I’ve never been the best at standardized tests, so the SAT was a bit of a struggle. I studied for the test, memorizing words and practicing math problems. After taking it, I didn’t feel as though I knew anything more than what I had haphazardly internalized for the purpose of the exam.

We have learned to quantify knowledge because numbers imply certainty, and, in certainty, we find comfort. We like to count how many things we know. We know that doing certain extracurriculars, taking certain seminars and following certain career paths will lead us to certain futures. We are afraid of saying “I don’t know” in various contexts — in class discussions when we haven’t done the reading and when people ask what our plans are for the summer or after college. Therefore, we are unable to realize the value of uncertainty in our educations at Yale and beyond.

A couple weeks ago, while I was writing a piece for my fiction class, I realized that I was attempting to envelop the experiences of someone I did not know. Similarly, in another class, we were reading Yann Martel’s “Life of Pi,” a novel about the experience of an Indian boy who is stranded on an island with a tiger. In the novel, Martel paints a reality that he himself did not live. I began to wonder how far we can stretch our empathy; when, I asked, did empathy bleed into a false certainty?

It is difficult to know and understand the experiences of those whose lives are vastly different from our own, whose realities are complex and nuanced in ways we cannot digest. I cannot even know the lives of my parents, their childhoods, the joy and pain of their distinct realities.

We want to know events and people, to boil them down to their statistics and trends so that we can understand them. We want to understand our friends based on what we can see of them — the organizations they belong to, the majors they pursue — but of course each reality is imbued with color and nuance, and when we reduce people to these qualities we move further away from understanding them. When we try to quantify others’ pain, we are left with a dehumanizing list of statistics, of headlines. We cannot know the lives of those affected by the Parkland, Florida, shooting or the suicides at Yale last year through numbers and statistics. When we try to understand through quantifying, we are left with a sanitized vocabulary of discussing personal and national tragedy — a vocabulary as disposable as the one demanded by the SAT. Perhaps our fault lies in the very perception that our educations are to leave us with more certainties than uncertainties.

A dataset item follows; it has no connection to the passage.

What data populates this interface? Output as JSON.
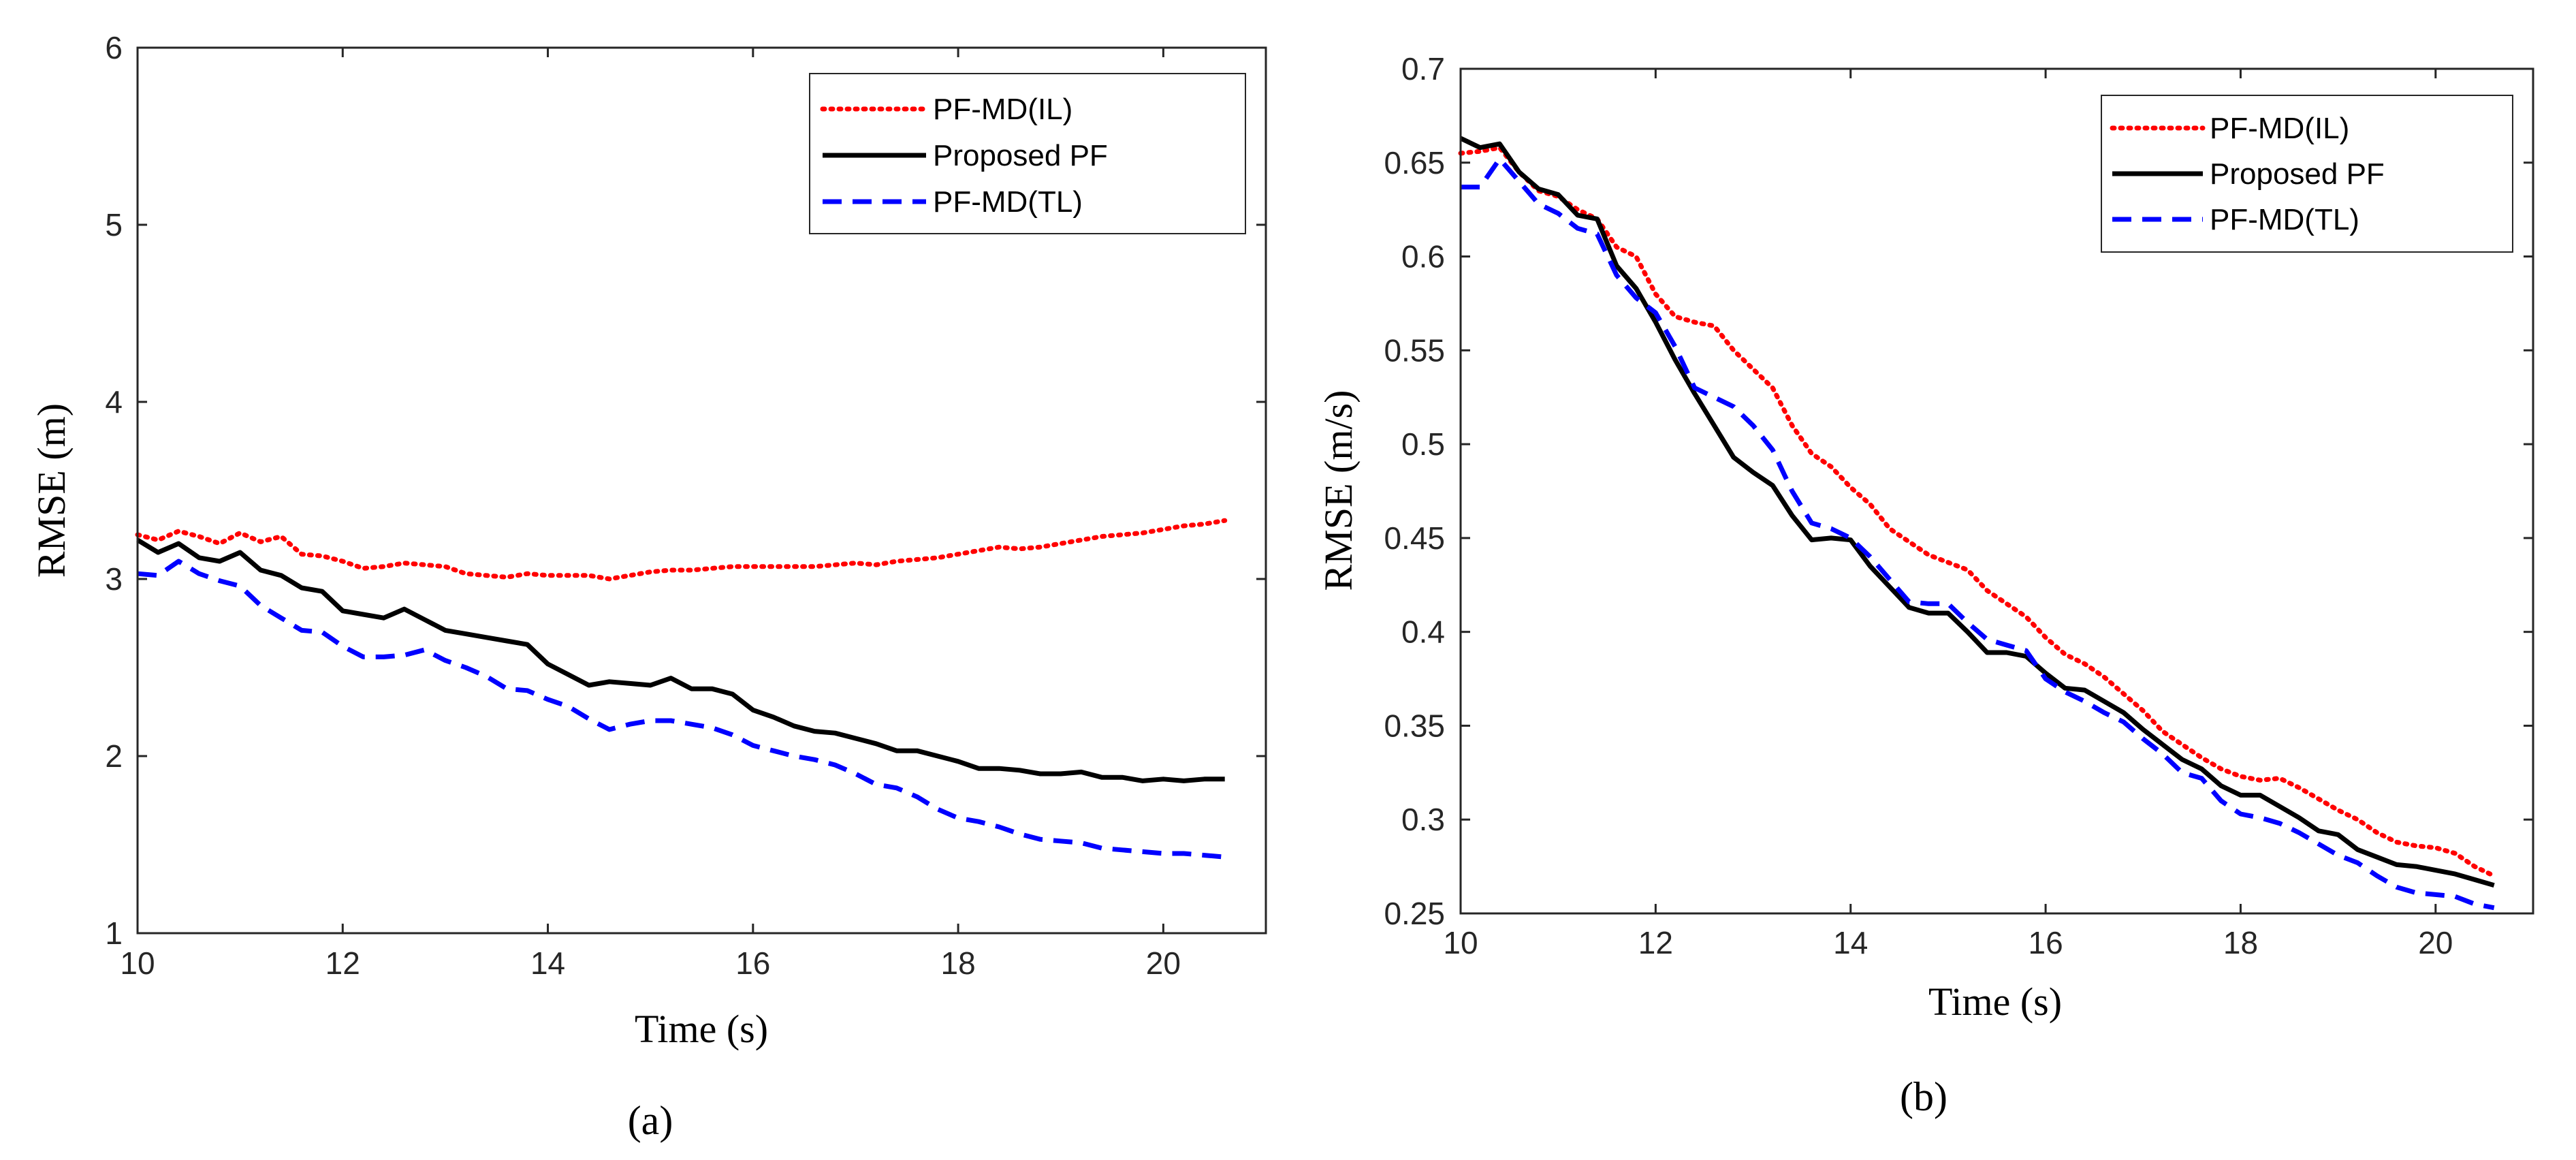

To empathize does not mean that we have to assume certainty. We can write about characters we do not know, hear about our friends’ lives and try to comprehend, mourn and protest with the victims of tragedy. But we should refrain from wanting to quantify others’ experiences so they become digestible to us. We should not neglect to consider individual human complexity in the larger scope of trends and statistics. We should not be afraid to admit that we do not know, whether in reference to a problem set question or a line of W.H. Auden’s poetry or the anticipated question of summer plans.

So often at Yale we want to equate intelligence with certainty, with “knowing,” but intelligence comes in embracing uncertainty. The texts we read, the organizations we belong to and the conversations we have with our peers and members of the New Haven community should complicate our notions of certainty, making us less ready to accept the simple systems and patterns of our world.

Last year, I tutored with Bridges English as Second Language every Saturday morning, and my student and I would often exchange stories of our past weeks. Often, she would tell me about the household in which she worked, how she wanted to obtain her work visa, how she was scared because of the election results. Many Saturday afternoons, I would return to my suite more uncertain than when I had left. There was so much I would never know about her life; our paths would always be divergent. I confronted my texts hoping to find a sense of comfort, but, in them, I found more uncertainty, more questions without answers. I did not like the taste of uncertainty on my tongue.

But perhaps my uncertainty was the answer. Uncertainty allows us to be truly empathetic individuals, for we can read the occasional rudeness of a classmate or friend not as black and white insensitivity but as a product of something else, something more personal. Uncertainty allows us to notice the hidden complexities of each other’s lives. Uncertainty unites us, for to not know is to be human. Each day at Yale and beyond, as we grow and experience new things, we will know less, but perhaps this is exactly what allows us to understand more.